La industria agroalimentaria se viene esforzando desde hace unos años en mejorar la trazabilidad de sus productos y en aumentar la transparencia de sus procesos productivos. Cada vez hay más empresas que invitan a la visita de sus instalaciones y engrosan la oferta del llamado turismo industrial, que crece a un ritmo mayor que el de otros segmentos turísticos más tradicionales, como el cultural o el histórico.

Hay un interés creciente por conocer cómo se elaboran los quesos, los vinos o los aceites que consumimos a diario. La desconfianza frente a los alimentos procesados estimula este interés ciudadano, pero a consumidoras y consumidores les preocupa también si los productos que compran, sean del tipo que sean, están fabricados en condiciones saludables para los trabajadores, con respeto a los derechos humanos y sindicales y sin perjudicar al medio ambiente.

A estas exigencias de trazabilidad y transparencia, las empresas están respondiendo con más información sobre su funcionamiento y con certificaciones de calidad y de bienestar animal, origen de sus materias primas y un etiquetado con más datos de interés. En esta pugna la opacidad ampara la impunidad y la transparencia garantiza la confianza de compradores y usuarios.

Pero una sociedad cada día más informada y concienciada multiplica las demandas ciudadanas frente a las empresas y abre nuevos frentes de lucha y reivindicación. Para blindarse ante posibles denuncias y minimizar los riesgos de seguridad y salud laboral, cada vez más empresas graban sus cadenas de fabricación y sus instalaciones las 24 horas del día. Al mismo tiempo, crece la desconfianza colectiva y ya no basta con leer que los huevos que compramos han sido puestos por gallinas en libertad o que un código QR enlace a una web con fotos de la granja con las ponedoras correteando a sus anchas.
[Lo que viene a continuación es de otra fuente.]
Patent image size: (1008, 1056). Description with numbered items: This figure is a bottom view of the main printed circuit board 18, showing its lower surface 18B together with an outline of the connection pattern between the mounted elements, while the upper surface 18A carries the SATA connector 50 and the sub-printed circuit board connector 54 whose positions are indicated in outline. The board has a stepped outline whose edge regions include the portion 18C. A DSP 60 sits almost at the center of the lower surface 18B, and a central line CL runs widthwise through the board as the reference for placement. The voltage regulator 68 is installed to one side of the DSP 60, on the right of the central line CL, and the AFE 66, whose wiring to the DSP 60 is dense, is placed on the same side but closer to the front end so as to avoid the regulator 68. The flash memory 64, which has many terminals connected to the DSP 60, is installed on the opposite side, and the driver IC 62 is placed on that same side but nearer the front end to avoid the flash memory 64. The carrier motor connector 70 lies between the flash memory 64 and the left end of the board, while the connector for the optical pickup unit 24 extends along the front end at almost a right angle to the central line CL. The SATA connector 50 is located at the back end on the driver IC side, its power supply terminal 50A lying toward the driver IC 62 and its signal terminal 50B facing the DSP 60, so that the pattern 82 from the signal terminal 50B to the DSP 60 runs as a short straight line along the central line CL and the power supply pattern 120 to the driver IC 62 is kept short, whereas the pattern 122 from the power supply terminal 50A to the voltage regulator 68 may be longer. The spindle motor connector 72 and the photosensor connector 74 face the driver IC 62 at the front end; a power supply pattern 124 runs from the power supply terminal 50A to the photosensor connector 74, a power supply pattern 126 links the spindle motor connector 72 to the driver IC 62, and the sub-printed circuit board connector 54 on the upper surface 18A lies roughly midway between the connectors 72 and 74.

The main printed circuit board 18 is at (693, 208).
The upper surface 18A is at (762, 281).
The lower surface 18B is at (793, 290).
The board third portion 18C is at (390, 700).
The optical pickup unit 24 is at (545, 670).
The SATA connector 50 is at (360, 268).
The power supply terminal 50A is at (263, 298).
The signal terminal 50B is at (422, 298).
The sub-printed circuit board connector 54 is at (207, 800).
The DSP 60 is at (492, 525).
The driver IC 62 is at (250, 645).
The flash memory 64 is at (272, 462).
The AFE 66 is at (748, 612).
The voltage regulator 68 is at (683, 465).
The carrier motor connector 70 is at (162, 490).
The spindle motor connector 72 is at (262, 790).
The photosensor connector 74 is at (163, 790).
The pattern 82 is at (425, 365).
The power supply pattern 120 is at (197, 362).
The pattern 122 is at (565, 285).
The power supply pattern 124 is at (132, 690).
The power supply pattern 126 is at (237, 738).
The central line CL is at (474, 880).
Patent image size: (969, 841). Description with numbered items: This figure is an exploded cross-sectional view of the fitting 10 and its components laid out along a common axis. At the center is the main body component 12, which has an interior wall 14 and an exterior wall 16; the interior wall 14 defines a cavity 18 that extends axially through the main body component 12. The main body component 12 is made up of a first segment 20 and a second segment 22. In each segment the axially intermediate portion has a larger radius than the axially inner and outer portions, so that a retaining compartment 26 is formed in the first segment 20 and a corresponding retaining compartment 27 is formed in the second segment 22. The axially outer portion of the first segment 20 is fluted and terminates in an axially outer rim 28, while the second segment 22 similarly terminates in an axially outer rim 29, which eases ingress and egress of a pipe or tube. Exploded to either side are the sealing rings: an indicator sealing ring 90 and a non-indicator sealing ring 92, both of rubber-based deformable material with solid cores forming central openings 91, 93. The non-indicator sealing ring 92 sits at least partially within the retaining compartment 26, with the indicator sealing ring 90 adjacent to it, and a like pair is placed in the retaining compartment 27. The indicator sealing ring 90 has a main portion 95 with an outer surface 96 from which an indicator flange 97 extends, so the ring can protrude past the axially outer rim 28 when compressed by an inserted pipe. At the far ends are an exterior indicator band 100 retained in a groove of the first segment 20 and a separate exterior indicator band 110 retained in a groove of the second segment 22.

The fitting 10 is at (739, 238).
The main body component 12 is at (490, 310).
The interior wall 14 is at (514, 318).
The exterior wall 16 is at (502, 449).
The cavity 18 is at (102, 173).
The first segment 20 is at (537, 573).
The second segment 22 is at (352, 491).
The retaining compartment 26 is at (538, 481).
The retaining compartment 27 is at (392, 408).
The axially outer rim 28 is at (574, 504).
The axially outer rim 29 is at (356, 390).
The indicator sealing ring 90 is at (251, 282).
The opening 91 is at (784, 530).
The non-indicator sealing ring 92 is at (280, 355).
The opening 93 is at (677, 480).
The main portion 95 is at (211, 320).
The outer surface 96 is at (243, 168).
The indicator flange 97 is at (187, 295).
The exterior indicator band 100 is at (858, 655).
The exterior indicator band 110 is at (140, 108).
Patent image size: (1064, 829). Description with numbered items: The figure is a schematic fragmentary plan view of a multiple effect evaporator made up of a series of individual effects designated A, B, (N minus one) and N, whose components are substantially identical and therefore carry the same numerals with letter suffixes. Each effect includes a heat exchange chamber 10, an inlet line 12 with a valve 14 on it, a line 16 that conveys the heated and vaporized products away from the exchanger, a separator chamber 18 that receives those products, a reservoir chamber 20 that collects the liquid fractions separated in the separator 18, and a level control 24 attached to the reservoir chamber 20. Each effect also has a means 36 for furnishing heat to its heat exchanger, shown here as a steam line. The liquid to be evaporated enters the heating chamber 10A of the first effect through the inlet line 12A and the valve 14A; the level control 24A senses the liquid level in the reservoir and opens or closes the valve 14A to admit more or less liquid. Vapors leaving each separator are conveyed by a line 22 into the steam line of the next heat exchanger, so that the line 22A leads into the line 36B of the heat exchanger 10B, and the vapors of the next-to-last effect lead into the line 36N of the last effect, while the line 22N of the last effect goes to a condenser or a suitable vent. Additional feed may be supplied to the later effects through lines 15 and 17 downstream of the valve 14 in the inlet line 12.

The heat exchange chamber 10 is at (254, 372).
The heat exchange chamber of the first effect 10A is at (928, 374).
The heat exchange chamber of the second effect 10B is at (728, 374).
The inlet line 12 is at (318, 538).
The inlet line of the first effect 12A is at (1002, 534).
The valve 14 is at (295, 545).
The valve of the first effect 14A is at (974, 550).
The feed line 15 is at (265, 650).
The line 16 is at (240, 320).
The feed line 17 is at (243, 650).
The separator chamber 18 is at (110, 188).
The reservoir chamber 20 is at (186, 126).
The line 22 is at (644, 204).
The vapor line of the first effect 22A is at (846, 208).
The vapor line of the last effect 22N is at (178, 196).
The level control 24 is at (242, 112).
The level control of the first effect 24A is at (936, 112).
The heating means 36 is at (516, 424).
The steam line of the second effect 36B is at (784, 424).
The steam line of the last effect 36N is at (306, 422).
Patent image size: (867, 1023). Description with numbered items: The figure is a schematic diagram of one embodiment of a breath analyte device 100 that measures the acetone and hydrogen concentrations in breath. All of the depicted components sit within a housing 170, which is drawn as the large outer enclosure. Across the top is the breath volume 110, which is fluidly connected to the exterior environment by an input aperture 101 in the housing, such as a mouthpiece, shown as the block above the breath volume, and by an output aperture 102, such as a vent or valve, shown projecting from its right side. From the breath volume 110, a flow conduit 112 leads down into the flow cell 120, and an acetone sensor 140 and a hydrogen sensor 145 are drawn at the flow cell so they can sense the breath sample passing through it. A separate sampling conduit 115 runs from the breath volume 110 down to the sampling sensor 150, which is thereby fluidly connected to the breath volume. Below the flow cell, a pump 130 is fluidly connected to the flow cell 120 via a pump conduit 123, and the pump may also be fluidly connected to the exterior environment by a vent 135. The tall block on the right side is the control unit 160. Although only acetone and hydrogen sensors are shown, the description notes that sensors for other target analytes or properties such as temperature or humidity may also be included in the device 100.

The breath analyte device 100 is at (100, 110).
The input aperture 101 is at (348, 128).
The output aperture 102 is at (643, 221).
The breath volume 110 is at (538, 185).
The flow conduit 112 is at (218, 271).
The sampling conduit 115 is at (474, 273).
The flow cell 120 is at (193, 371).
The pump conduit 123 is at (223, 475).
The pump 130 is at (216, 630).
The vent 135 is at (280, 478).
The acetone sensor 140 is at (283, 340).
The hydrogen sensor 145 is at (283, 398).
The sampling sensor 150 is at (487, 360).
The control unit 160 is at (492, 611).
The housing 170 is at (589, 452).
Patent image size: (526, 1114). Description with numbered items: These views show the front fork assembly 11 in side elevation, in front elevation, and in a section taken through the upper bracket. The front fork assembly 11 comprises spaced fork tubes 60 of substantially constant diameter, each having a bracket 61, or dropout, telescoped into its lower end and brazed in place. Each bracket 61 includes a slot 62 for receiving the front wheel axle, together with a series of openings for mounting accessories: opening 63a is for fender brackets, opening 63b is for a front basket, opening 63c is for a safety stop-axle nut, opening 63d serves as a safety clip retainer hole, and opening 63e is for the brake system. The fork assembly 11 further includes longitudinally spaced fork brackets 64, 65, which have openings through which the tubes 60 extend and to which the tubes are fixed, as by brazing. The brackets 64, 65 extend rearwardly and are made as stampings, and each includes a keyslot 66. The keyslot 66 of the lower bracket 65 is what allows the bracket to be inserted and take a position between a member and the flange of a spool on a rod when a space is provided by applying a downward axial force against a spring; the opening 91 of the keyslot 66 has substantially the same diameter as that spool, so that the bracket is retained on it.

Ahora se plantea una vuelta de tuerca más: acceder en directo a ver cómo se trabaja en cada momento en la fábrica de la que somos clientes o podemos serlo si cambiamos de proveedor.

Como se ha visto en el caso de las vacunas para la covid-19, hasta la poderosa Unión Europea se ha visto burlada por grandes multinacionales farmacéuticas, que se han parapetado tras la opacidad de sus contratos y han hecho de su capa un sayo. Hasta el punto de obligar a Bruselas a enviar inspectores a las fábricas para controlar la fiabilidad de los datos aportados.

La ciudadanía debe poder vigilar a los que pagamos al consumir sus productos o utilizar sus servicios y no solo dejarnos geolocalizar o que nos roben el tiempo con la distracción continua de las pantallas. Sí, por muy disruptivo que parezca, hay que empezar a pedir la apertura de las cámaras de granjas, mataderos, talleres y factorías de todo tipo para que podamos saber en vivo y en directo, en streaming en terminología de teletrabajo, quienes cumplen con las normas y, por ende, quienes no y van a ocultarse con la excusa del secreto industrial o comercial.